C’était le dernier « petit navire de Dunkerque » qui quittait la côte française. Après plusieurs centaines de milliers d’hommes évacués, il prenait le large avec ses congénères. À son bord se refugiaient les derniers soldats, sauvés de peu, de justesse épargnés par la Providence. Parmi eux, John était furieux de battre en retraite. Il avait laissé sur le rivage son casque vert, et la main sur ses cheveux emportés par le vent, il contemplait le ciel orageux, les coups de tonnerre qui fracassaient l’horizon, les lames tranchantes qui éclairaient les myriades de « petits navires de Dunkerque ». Le nuage de fumée noire provoqué par les réservoirs de pétrole de Dunkerque s’élevait dans le ciel, comme une cicatrice indélébile de la force du Troisième Reich, comme une trace constante de la résistance de l’armée britannique. John serrait les mains. Il voulait retourner sur le champ de bataille. C’était une défaite pour lui, d’avoir reculé devant les hommes de l’armée allemande. Il était honteux. Mais il n’avait pas le choix, tels étaient les ordres de Winston Churchill. « Évacuez tout le corps expéditionnaire ! » Le nuage de fumée noire s’épaississait et le denier soldat passa la main sur son front soucieux. Son casque lui manquait, il avait l’impression étrange d’être redevenu un civil, là, sur ce bateau prêté par des commerçants pour sauver les troupes. Là, dans la torpeur, s’enfonçant dans la mer, loin des détonations, du sang, des corps épars sur la plage. Il redevenait un homme. Après tout, il était vivant. Les Allemands avaient peut-être gagné cette bataille, mais la défaite anglaise à Dunkerque était un exploit. Et la guerre n’était pas terminée. Des milliers de soldats britanniques s’échappèrent par la mer grâce à ces navire marchands. Ils avaient au moins réussi à s’enfuir, et quand ils reviendraient… John reviendrait-il ? Allait-il mourir sur les côtes françaises, abattu à peine débarqué, comme un lapin sans défense ? Dunkerque s’effaçait sous la pluie. La ville semblait lavée de son sang. Le dernier soldat laissa les gouttes de pluie ruisseler sur son front. Il était sauf, et dans quelques heures, il foulerait le sol britannique en héros.
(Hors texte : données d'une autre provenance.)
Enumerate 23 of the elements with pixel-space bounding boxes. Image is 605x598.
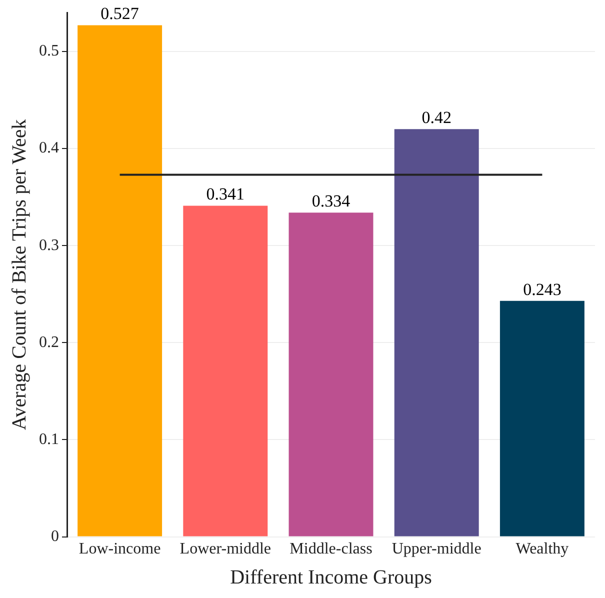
bar	[78, 25, 162, 536]
bar	[183, 206, 268, 536]
y-tick-label: 0.1	[39, 430, 59, 448]
x-axis-title: Different Income Groups	[230, 566, 432, 588]
data-label: 0.334	[312, 192, 351, 211]
x-tick-label: Wealthy	[516, 540, 569, 558]
data-label: 0.341	[206, 184, 245, 204]
data-label: 0.42	[422, 108, 452, 128]
y-tick-label: 0.5	[39, 42, 59, 60]
bar	[288, 212, 374, 536]
x-tick-label: Middle-class	[290, 540, 372, 558]
bar	[394, 129, 479, 536]
x-tick-label: Lower-middle	[180, 540, 271, 558]
y-tick-label: 0.3	[39, 236, 59, 254]
bar	[500, 300, 584, 536]
data-label: 0.243	[523, 280, 562, 299]
data-label: 0.527	[100, 4, 140, 24]
y-axis-title: Average Count of Bike Trips per Week	[8, 119, 30, 430]
x-tick-label: Low-income	[78, 540, 161, 558]
x-tick-label: Upper-middle	[392, 540, 482, 558]
y-tick-label: 0	[51, 528, 59, 546]
y-tick-label: 0.4	[39, 140, 59, 157]
y-tick-label: 0.2	[39, 334, 59, 351]
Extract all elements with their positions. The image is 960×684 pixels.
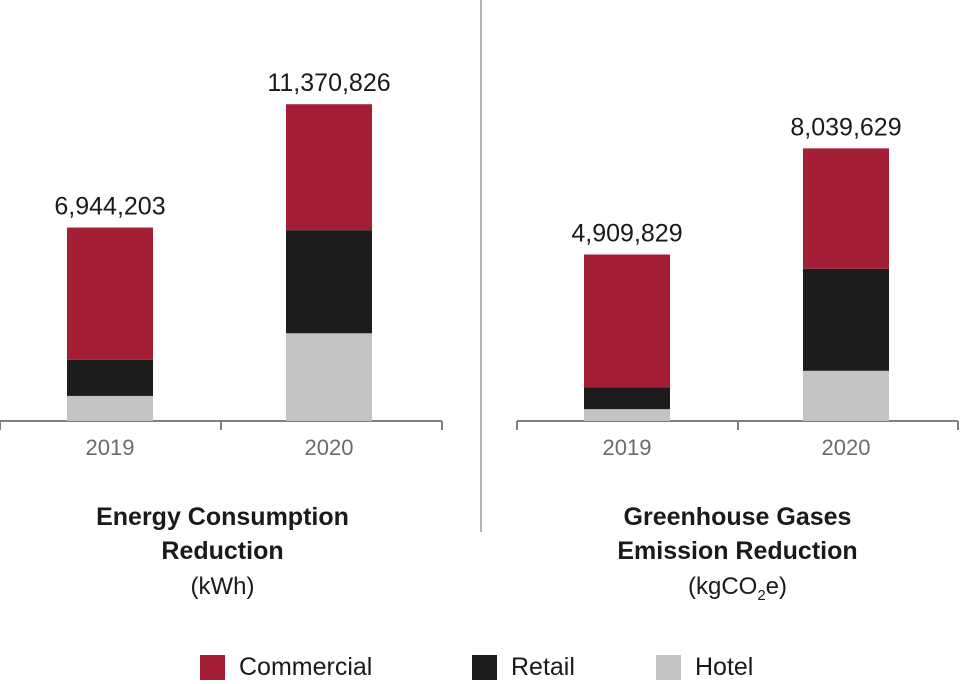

Sur les côtes anglaises, les « petits navires de Dunkerque » amarraient. Les soldats descendaient à quai, fiers d’avoir réalisé cet exploit : échapper à l’armée du Troisième Reich. La défaite était une victoire. Le dernier « petit navire de Dunkerque » n’était plus qu’à une centaine de mètres des côtes anglaise. Le dernier soldat regardait derrière lui la mer infinie, et le soleil qui descendait sur l’horizon. Hier, il combattait à Dunkerque. Aujourd’hui, il était de retour en Angleterre. Il passa la main dans ses cheveux avec une larme aux yeux. Le petit navire marchand amarrait, et le dernier soldat foulait le sol britannique sous les applaudissements de la foule.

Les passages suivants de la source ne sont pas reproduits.